How warp speed cuts you short ...

Wednesday, 29 August 2012

Time, someone once said, is mortality. It struck a chord with me because I had not until then considered that time has no meaning to an immortal.

Think about it: if you were going to live forever, you would be under no pressure to want to accomplish anything.

Neil Armstrong's death this week resurrected that thought process. It took me back to memories of sitting in my parents' flat in Essack's Building, Sparks Road, Overport, in Durban listening to the English Service of Radio South Africa (as SAfm was known then) carrying live audio of the Apollo 11 moon landing.

Space travel is all about time. Any distance can be covered if you have enough time to complete the journey. But the universe as we know it is so inconceivably huge that a journey to the closest star in our galaxy would, by my calculation, take 4,5 million years in a 747.

Even if one could travel at the speed of light, it would take four years to cover that distance. And we can't get there any faster because we can't travel faster than the speed of light.

Or can we?

The concept of faster than light travel – "warp drive" to Star Trek fans or "hyperspace" to Star Wars fans – has been an essential part of extra terrestrial science fiction since the genre came into existence.

So too has the concept of "wormholes" which are hypothetical gateways linking distant parts of the universe. Frank Herbert, author of the Dune saga, spoke of individuals developing the ability to "fold" space allowing for travelling without moving.

There are many dedicated scientists who spend their lives searching for that particular holy grail, hence the recent excitement around the putative discovery of neutrinos travelling faster than the speed of light.

Author Phillip K Dick first introduced me to the idea of why FTL travel might be possible. (Dick, if you are unfamiliar with his name, provided the original storylines for cinema success stories such as Blade Runner, Total Recall, Minority Report, The Running Man, and many many more.)

It was in a less-known short story called The Variable Man that he described the Fitzgerald-Lorentz contraction.
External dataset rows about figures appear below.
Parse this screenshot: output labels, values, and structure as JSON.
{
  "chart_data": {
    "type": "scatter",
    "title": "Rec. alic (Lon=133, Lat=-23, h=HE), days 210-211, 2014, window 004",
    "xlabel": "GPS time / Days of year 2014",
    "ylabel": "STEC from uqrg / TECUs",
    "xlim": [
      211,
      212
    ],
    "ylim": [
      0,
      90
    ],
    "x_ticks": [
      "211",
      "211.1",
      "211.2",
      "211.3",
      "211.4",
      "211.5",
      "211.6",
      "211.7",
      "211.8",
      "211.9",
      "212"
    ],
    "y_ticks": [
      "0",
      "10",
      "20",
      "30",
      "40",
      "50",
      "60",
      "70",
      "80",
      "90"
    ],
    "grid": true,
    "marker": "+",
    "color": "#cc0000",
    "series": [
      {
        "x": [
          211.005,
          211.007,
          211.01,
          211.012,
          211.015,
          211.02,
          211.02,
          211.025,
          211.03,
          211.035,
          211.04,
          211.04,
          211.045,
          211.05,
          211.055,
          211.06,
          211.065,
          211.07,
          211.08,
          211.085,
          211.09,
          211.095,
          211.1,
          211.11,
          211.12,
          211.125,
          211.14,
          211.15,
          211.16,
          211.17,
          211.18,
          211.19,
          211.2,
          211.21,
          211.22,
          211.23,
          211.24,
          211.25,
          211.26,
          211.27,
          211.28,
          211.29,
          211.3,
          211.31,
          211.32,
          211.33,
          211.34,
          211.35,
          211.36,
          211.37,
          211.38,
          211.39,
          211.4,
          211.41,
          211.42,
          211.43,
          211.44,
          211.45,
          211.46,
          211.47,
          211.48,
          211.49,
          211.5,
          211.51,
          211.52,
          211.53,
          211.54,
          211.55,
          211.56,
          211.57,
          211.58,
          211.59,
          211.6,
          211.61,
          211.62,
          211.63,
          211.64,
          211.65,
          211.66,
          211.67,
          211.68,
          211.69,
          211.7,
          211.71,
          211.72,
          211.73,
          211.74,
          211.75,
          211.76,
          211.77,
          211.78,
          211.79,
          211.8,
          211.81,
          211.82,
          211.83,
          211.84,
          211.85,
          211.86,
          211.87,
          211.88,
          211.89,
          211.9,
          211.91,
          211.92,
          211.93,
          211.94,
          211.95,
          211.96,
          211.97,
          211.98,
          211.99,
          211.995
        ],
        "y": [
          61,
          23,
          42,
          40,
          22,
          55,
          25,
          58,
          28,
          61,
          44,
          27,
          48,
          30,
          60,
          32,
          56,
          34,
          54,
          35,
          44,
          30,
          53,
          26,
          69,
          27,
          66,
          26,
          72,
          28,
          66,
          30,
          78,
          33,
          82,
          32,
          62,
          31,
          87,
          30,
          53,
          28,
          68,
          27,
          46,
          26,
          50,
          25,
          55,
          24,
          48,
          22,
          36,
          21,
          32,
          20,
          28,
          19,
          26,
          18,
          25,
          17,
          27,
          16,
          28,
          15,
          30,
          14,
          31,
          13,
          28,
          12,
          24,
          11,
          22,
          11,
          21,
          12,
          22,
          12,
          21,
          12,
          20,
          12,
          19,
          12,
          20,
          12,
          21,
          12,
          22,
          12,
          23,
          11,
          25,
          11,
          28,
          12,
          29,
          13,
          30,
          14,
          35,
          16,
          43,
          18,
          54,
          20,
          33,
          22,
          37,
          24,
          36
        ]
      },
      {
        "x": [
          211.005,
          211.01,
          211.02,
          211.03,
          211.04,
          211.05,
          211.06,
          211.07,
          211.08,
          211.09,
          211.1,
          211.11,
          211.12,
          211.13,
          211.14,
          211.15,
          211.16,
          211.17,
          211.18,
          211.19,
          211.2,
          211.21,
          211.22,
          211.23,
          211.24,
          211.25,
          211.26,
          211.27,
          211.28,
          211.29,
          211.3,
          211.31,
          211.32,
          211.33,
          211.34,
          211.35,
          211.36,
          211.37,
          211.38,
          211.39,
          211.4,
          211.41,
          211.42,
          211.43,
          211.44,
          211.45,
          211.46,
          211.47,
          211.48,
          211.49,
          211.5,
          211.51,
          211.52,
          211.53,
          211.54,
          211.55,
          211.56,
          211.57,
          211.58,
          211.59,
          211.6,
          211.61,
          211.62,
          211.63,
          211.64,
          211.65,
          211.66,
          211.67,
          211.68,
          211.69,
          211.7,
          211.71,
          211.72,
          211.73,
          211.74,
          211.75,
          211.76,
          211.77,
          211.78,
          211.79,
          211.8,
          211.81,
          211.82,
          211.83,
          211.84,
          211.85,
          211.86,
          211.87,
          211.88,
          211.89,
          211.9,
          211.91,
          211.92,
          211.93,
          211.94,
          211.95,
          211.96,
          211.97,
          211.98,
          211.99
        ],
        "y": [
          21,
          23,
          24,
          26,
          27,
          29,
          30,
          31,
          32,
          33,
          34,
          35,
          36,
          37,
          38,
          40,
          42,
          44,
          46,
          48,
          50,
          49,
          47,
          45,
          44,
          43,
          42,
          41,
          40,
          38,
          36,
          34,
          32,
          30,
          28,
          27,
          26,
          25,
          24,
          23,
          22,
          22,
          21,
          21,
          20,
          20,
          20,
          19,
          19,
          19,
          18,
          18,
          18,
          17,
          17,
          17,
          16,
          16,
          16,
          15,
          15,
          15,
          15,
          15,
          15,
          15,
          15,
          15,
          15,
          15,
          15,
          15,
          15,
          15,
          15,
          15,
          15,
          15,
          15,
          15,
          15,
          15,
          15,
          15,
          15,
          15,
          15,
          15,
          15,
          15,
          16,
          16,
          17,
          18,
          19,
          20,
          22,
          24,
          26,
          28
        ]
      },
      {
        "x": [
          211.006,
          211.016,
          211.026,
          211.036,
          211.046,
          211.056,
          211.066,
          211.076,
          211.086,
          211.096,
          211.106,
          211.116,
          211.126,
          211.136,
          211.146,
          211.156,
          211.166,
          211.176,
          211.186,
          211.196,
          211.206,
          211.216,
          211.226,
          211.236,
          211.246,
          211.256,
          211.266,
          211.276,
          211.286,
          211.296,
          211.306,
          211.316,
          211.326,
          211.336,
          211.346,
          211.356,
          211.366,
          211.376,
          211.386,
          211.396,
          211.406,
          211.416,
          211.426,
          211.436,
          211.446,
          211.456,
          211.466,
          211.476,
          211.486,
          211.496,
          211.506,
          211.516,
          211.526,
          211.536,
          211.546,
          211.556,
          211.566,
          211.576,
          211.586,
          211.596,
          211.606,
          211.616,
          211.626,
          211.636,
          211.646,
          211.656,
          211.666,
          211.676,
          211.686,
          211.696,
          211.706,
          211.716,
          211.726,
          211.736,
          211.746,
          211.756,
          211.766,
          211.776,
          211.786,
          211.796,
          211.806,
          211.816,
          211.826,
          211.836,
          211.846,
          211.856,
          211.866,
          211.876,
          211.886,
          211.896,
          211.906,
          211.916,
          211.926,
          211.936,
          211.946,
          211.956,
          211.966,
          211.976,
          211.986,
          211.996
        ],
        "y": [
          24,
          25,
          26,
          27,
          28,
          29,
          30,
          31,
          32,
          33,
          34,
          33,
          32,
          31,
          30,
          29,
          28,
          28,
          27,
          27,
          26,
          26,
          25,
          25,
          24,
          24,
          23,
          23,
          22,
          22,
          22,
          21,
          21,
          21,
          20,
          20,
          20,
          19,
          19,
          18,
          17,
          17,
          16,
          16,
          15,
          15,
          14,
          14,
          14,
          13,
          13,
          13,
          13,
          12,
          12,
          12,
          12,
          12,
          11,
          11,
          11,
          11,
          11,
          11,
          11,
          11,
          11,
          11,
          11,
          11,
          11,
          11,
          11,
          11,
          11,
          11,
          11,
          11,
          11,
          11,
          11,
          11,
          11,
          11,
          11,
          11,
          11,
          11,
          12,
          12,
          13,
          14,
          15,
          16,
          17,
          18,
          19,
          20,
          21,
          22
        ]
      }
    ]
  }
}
The premise is that as our speed increases, our length decreases.

So if I were travelling at, say, 240 000 km/second (80 percent of the speed of light), a 30 centimetre ruler in my hand would have shrunk to 18 cm.

So what? Well, it turns out that the formula to calculate one's length is linked to the speed of light.

And when one actually reaches the speed of light, the length of that ruler is zero.

What does that mean? Does it cease to exist? Does it wink out of our universe into another?

We don't know yet. Dick's storyline postulated that it would allow for faster than light travel – if we could work out how to ensure that when we slowed down enough to rematerialise, we did so in empty space and not in the inside of a planet.

So let's put faster-than-light travel aside for now and ask, how far can we travel with known technology?

Let's say we powered a spaceship at constant acceleration equivalent to Earth's gravity. You would need enough fuel for just about one year to get you close to the speed of light.

So, all we have to do is wait for the nuclear physicists to develop a controlled fusion reactor because fusion requires very small amounts of hydrogen as fuel.

Pack a craft with enough food and water and entertainment for eight years, and we'll head off to the nearest star, check it out, and come back.

Except there's another inconvenient reality called time dilation.

From the point of view of the folks back home, thousands of years would have passed during your first year of travel.

Inasmuch as your length shrinks relative to people back home, you will see a contraction of the universe in the direction of your travel.

So the only reason why we need faster-than-light travel is to try to find a way to travel to distant places and come back to tell the tale to people who saw us embark on the journey.

So if you are prepared to give up on the world as you know it today and come back thousands of years into the future, you can see much of the universe – hundreds of light years away.

But everything that you knew and loved would be long dead and gone. Space is time, and time is mortality.

Would you do it?

Farewell, Neil Armstrong. Thanks for the dream.